Mercy Ships is deeply saddened by the tragic events that occurred today during medical screening at the Freetown National Stadium when a crowd stormed the gate resulting in several injuries and one life lost.
Mercy Ships personnel working at the site attended the injured and accompanied them to local hospitals.
"Our hearts and prayers are with the individuals and families of those affected by today's events. The occurrence of this incident in the course of activities intended to restore lives is tragic. We move forward with tremendous sadness, but great determination, to assist as many people as possible in the next ten months," stated Mercy Ships Founder, Don Stephens.
Mercy Ships exists to serve the forgotten poor and has served Sierra Leone five times over the past two decades, also helping establish two land-based health care facilities. For the next ten months, Mercy Ships will be providing surgeries for qualified patients while working alongside the Sierra Leonean Government to support its five-year healthcare plan and strengthen the functions of the national health system.

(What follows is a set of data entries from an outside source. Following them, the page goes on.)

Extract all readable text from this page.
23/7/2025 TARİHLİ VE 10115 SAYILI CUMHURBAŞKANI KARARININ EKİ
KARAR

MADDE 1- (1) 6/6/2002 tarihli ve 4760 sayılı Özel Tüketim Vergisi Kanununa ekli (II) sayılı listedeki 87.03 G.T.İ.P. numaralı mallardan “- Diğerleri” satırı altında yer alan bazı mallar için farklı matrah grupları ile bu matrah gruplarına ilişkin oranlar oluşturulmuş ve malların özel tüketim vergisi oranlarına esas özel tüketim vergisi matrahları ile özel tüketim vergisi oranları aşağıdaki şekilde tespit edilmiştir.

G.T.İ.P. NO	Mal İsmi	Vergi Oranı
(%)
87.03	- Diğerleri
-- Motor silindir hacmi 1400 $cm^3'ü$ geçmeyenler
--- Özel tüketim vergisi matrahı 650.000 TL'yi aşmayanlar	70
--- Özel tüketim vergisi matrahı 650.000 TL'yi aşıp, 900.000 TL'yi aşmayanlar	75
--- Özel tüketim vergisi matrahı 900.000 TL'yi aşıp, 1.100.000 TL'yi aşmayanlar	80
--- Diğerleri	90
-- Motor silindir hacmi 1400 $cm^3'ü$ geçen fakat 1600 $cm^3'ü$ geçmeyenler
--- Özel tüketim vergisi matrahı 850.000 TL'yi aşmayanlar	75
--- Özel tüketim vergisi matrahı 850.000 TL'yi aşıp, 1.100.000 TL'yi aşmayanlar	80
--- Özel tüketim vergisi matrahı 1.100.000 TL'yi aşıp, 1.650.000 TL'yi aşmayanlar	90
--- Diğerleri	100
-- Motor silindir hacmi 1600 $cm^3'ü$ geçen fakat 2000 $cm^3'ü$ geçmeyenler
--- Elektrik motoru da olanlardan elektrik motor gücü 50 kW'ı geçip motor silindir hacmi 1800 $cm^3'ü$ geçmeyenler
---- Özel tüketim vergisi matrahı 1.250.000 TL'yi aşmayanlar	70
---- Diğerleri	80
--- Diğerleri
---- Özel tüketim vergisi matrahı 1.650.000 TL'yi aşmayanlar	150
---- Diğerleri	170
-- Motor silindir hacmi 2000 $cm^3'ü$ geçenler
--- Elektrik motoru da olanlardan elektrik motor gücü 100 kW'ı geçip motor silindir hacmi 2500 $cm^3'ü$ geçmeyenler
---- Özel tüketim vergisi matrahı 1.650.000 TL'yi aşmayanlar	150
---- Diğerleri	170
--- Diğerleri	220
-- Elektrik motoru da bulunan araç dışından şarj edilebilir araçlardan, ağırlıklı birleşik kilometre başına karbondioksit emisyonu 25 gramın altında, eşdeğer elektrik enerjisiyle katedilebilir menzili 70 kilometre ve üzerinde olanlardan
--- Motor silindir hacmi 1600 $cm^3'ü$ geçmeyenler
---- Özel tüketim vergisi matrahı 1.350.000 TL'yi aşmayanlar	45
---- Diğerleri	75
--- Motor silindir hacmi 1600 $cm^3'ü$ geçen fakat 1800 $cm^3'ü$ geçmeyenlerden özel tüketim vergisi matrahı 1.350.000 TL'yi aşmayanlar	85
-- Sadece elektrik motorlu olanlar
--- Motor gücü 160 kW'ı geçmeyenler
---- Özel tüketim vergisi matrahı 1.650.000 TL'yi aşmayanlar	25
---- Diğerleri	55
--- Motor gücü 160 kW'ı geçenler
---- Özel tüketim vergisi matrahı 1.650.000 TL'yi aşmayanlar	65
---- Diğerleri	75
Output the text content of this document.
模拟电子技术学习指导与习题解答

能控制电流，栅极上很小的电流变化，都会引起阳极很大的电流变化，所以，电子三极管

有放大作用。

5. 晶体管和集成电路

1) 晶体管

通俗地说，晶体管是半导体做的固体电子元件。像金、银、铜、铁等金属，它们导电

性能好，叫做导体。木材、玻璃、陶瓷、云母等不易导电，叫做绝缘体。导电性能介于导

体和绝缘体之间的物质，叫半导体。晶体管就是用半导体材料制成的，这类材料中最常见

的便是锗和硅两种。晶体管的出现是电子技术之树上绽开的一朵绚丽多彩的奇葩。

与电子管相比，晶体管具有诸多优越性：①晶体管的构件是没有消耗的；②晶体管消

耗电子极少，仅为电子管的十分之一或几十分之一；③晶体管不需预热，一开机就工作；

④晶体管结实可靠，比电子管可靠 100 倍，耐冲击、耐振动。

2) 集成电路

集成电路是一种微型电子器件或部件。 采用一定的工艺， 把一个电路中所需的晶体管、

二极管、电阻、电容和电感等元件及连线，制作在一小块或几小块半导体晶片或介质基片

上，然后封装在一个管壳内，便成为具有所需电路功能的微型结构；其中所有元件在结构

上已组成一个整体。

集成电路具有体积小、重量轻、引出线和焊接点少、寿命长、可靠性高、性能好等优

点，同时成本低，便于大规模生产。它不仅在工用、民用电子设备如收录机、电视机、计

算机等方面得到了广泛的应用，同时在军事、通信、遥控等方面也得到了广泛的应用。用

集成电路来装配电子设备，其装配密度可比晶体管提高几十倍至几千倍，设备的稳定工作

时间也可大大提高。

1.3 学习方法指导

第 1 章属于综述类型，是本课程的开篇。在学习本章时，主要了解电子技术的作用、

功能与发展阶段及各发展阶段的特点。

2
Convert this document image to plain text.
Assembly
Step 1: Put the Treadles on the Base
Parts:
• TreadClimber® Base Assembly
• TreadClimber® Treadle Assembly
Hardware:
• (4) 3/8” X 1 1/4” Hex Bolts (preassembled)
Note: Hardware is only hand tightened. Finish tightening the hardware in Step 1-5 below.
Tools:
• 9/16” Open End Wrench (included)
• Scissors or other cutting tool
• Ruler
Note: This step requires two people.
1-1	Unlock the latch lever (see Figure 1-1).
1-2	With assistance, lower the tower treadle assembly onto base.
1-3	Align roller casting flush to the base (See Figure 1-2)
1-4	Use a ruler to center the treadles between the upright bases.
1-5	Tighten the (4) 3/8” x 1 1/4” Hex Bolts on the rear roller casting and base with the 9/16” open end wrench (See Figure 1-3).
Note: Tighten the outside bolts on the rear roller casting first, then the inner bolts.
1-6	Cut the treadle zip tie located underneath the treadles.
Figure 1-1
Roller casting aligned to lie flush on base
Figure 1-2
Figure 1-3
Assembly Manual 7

Please keep the people of Sierra Leone and the Mercy Ships crew in your prayers, not just today but in the months to come.

Monday, March 7, 2011

The week has slipped by in a whirlwind of unpacking, sorting, cleaning, bleaching, and more bleaching.  New staff ready and eager to work have jumped in with both feet, and by Friday afternoon I was thinking, "wow, this is actually starting to look like a hospital again!"  Praise music, great teamwork, and the occasional disco dance party with the ICU panic lights have turned a potentially dreary job into (rather exhausting) fun.

Who could have thought that even this dirty, sweaty, and often disgusting work could truly be worship?